6話
冬四郎と山上はコーヒーだけだが、折角だからとむつは紅いものタルトとコーヒー。祐斗はプリンとカフェオレを頼んだ。注文した物がテーブルに置かれると、むつと祐斗はとたんに嬉しそうな顔をした。
「…むつと祐斗はうまそうに食うよな」
「そうですね…」
「一口あげようか?美味しいよ」
欲しいと言わずとも、フォークですくったタルトを目の前に出された山上は、少し身を引いた。そんな風に、され慣れていないのかもしれない。慣れている冬四郎は、行き場のないタルトを不憫に思ってか、むつの手を取ると自分の方に向けた。そして、ぱくっと口に入れた。

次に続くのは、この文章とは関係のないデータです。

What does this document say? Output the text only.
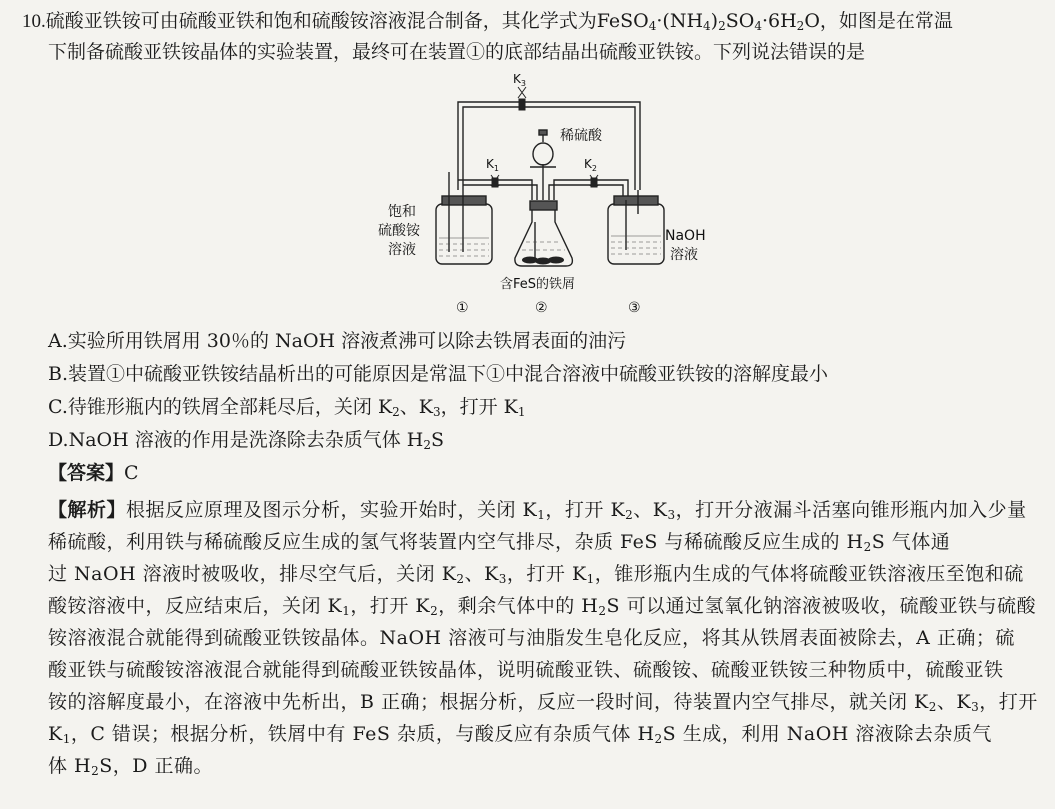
10.硫酸亚铁铵可由硫酸亚铁和饱和硫酸铵溶液混合制备，其化学式为$FeSO_4\cdot(NH_4)_2SO_4\cdot 6H_2O$，如图是在常温
下制备硫酸亚铁铵晶体的实验装置，最终可在装置①的底部结晶出硫酸亚铁铵。下列说法错误的是
$K_3$
$K_1$	$K_2$
稀硫酸
饱和
硫酸铵
溶液
NaOH
溶液
含FeS的铁屑
①	②	③
A.实验所用铁屑用 30％的 NaOH 溶液煮沸可以除去铁屑表面的油污
B.装置①中硫酸亚铁铵结晶析出的可能原因是常温下①中混合溶液中硫酸亚铁铵的溶解度最小
C.待锥形瓶内的铁屑全部耗尽后，关闭 $K_2$、$K_3$，打开 $K_1$
D.NaOH 溶液的作用是洗涤除去杂质气体 $H_2S$
【答案】C

【解析】根据反应原理及图示分析，实验开始时，关闭 $K_1$，打开 $K_2$、$K_3$，打开分液漏斗活塞向锥形瓶内加入少量

稀硫酸，利用铁与稀硫酸反应生成的氢气将装置内空气排尽，杂质 FeS 与稀硫酸反应生成的 $H_2S$ 气体通

过 NaOH 溶液时被吸收，排尽空气后，关闭 $K_2$、$K_3$，打开 $K_1$，锥形瓶内生成的气体将硫酸亚铁溶液压至饱和硫

酸铵溶液中，反应结束后，关闭 $K_1$，打开 $K_2$，剩余气体中的 $H_2S$ 可以通过氢氧化钠溶液被吸收，硫酸亚铁与硫酸

铵溶液混合就能得到硫酸亚铁铵晶体。NaOH 溶液可与油脂发生皂化反应，将其从铁屑表面被除去，A 正确；硫

酸亚铁与硫酸铵溶液混合就能得到硫酸亚铁铵晶体，说明硫酸亚铁、硫酸铵、硫酸亚铁铵三种物质中，硫酸亚铁

铵的溶解度最小，在溶液中先析出，B 正确；根据分析，反应一段时间，待装置内空气排尽，就关闭 $K_2$、$K_3$，打开

$K_1$，C 错误；根据分析，铁屑中有 FeS 杂质，与酸反应有杂质气体 $H_2S$ 生成，利用 NaOH 溶液除去杂质气

体 $H_2S$，D 正确。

「…お、意外とうまいな。もっとタルトがぱさぱさかと思ったけど、さっくりしっとりって感じだな」
「うん。美味しい…でも、お兄ちゃんじゃなくて、社長にってしたのに」
「山上さん引いてるからな」
「お前ら…いっつもこんな事してるのか?」
「してますね。むつは誰にでもしてますよ」
「うん、してる。祐斗とも颯介さんともするし、菜々ともするよ?」
「してますね。よく、これ美味しいって一口貰ったりしてますけど…社長は初めてですか?」
「…初めてだ」
むつは、へぇと言いながら祐斗にも一口食べさせている。祐斗も照れるでも引くでもなく、お返しにとむつにプリンを一口食べさせていた。